I gasped. My stomach heaved. What would happen if I hurled on his perfectly polished shoes?

“You like that?”

Like porcupines in my underwear, but I forced a sigh. It sounded more like a growl to me, but he didn’t seem to notice, because he stepped forward.

I struck immediately, snapping my knee up with all the strength I could muster.

But even in his current state Bomstad had a professional athlete’s reflexes. My blow made only minimal contact with his newly regenerated area before it was deflected by a tree-sized thigh. Still, he stumbled backward, holding his offended parts and cursing.

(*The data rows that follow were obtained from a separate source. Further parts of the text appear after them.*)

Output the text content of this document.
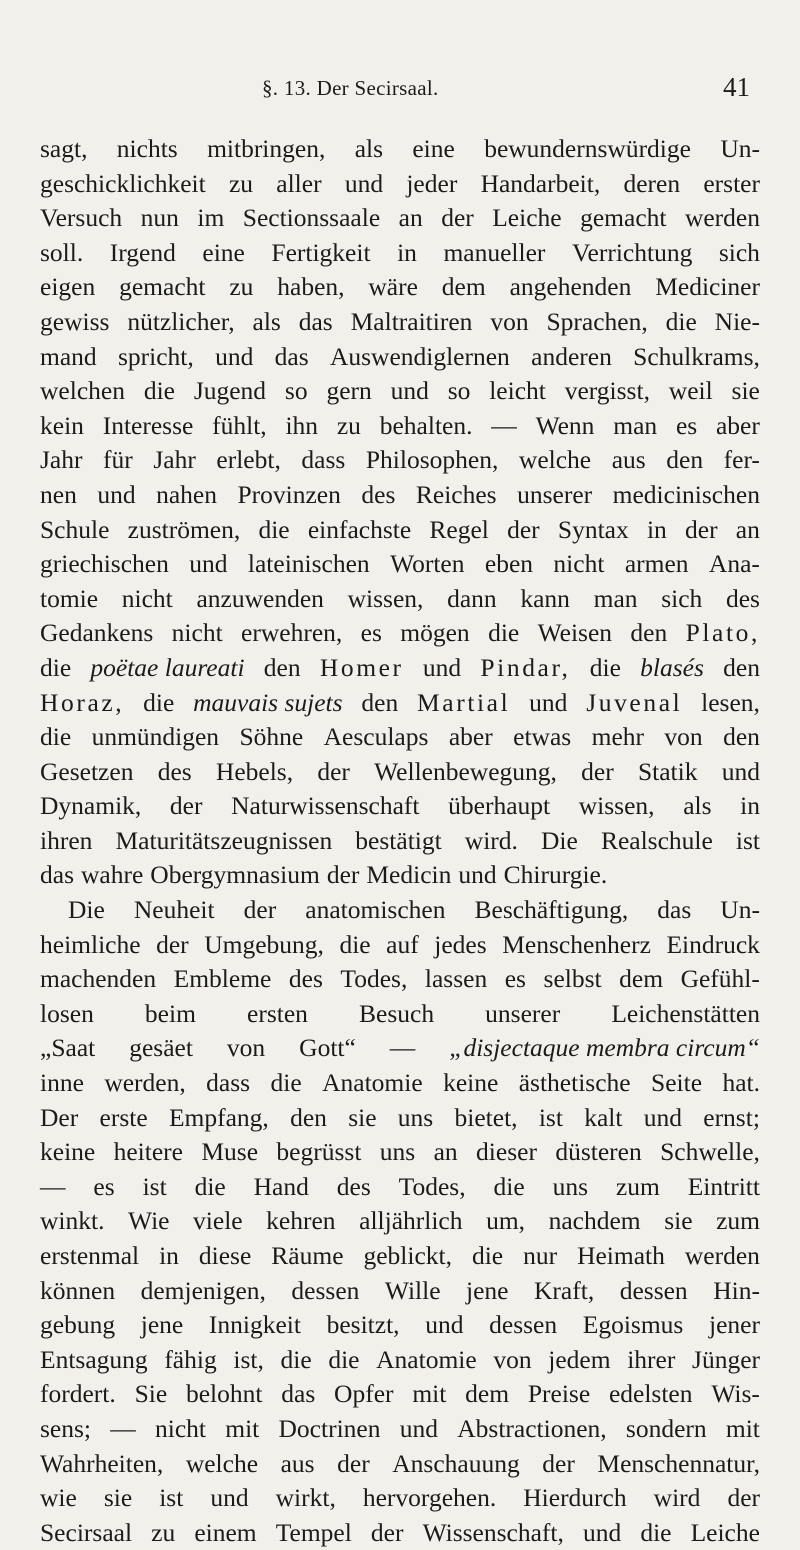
§. 13. Der Secirsaal.	41
sagt, nichts mitbringen, als eine bewundernswürdige Un-
geschicklichkeit zu aller und jeder Handarbeit, deren erster
Versuch nun im Sectionssaale an der Leiche gemacht werden
soll. Irgend eine Fertigkeit in manueller Verrichtung sich
eigen gemacht zu haben, wäre dem angehenden Mediciner
gewiss nützlicher, als das Maltraitiren von Sprachen, die Nie-
mand spricht, und das Auswendiglernen anderen Schulkrams,
welchen die Jugend so gern und so leicht vergisst, weil sie
kein Interesse fühlt, ihn zu behalten. — Wenn man es aber
Jahr für Jahr erlebt, dass Philosophen, welche aus den fer-
nen und nahen Provinzen des Reiches unserer medicinischen
Schule zuströmen, die einfachste Regel der Syntax in der an
griechischen und lateinischen Worten eben nicht armen Ana-
tomie nicht anzuwenden wissen, dann kann man sich des
Gedankens nicht erwehren, es mögen die Weisen den Plato,
die poëtae laureati den Homer und Pindar, die blasés den
Horaz, die mauvais sujets den Martial und Juvenal lesen,
die unmündigen Söhne Aesculaps aber etwas mehr von den
Gesetzen des Hebels, der Wellenbewegung, der Statik und
Dynamik, der Naturwissenschaft überhaupt wissen, als in
ihren Maturitätszeugnissen bestätigt wird. Die Realschule ist
das wahre Obergymnasium der Medicin und Chirurgie.
Die Neuheit der anatomischen Beschäftigung, das Un-
heimliche der Umgebung, die auf jedes Menschenherz Eindruck
machenden Embleme des Todes, lassen es selbst dem Gefühl-
losen beim ersten Besuch unserer Leichenstätten
„Saat gesäet von Gott“ — „disjectaque membra circum“
inne werden, dass die Anatomie keine ästhetische Seite hat.
Der erste Empfang, den sie uns bietet, ist kalt und ernst;
keine heitere Muse begrüsst uns an dieser düsteren Schwelle,
— es ist die Hand des Todes, die uns zum Eintritt
winkt. Wie viele kehren alljährlich um, nachdem sie zum
erstenmal in diese Räume geblickt, die nur Heimath werden
können demjenigen, dessen Wille jene Kraft, dessen Hin-
gebung jene Innigkeit besitzt, und dessen Egoismus jener
Entsagung fähig ist, die die Anatomie von jedem ihrer Jünger
fordert. Sie belohnt das Opfer mit dem Preise edelsten Wis-
sens; — nicht mit Doctrinen und Abstractionen, sondern mit
Wahrheiten, welche aus der Anschauung der Menschennatur,
wie sie ist und wirkt, hervorgehen. Hierdurch wird der
Secirsaal zu einem Tempel der Wissenschaft, und die Leiche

I didn’t wait to enrich my vocabulary but bolted around the other side of my desk and dashed for the door. My hand closed over the doorknob, but there was a growl behind me and I was snatched away and flung across the room. I scrambled for footing, lost a shoe, and bounced off a wall, but I was still free and sprinted behind my desk, my breath coming hard.

“Don’t do this, Andrew,” I panted. “You’ll regret it.”

He was breathing hard, too. Still bent, he stalked me. “You’re a tease is what you are, Doc.”

“I’m not a tease,” I said, searching wildly for my professional voice. “I’m sorry if you got the wrong impression.”

“No wrong impressions,” he said and lunged forward, grappling across my desk.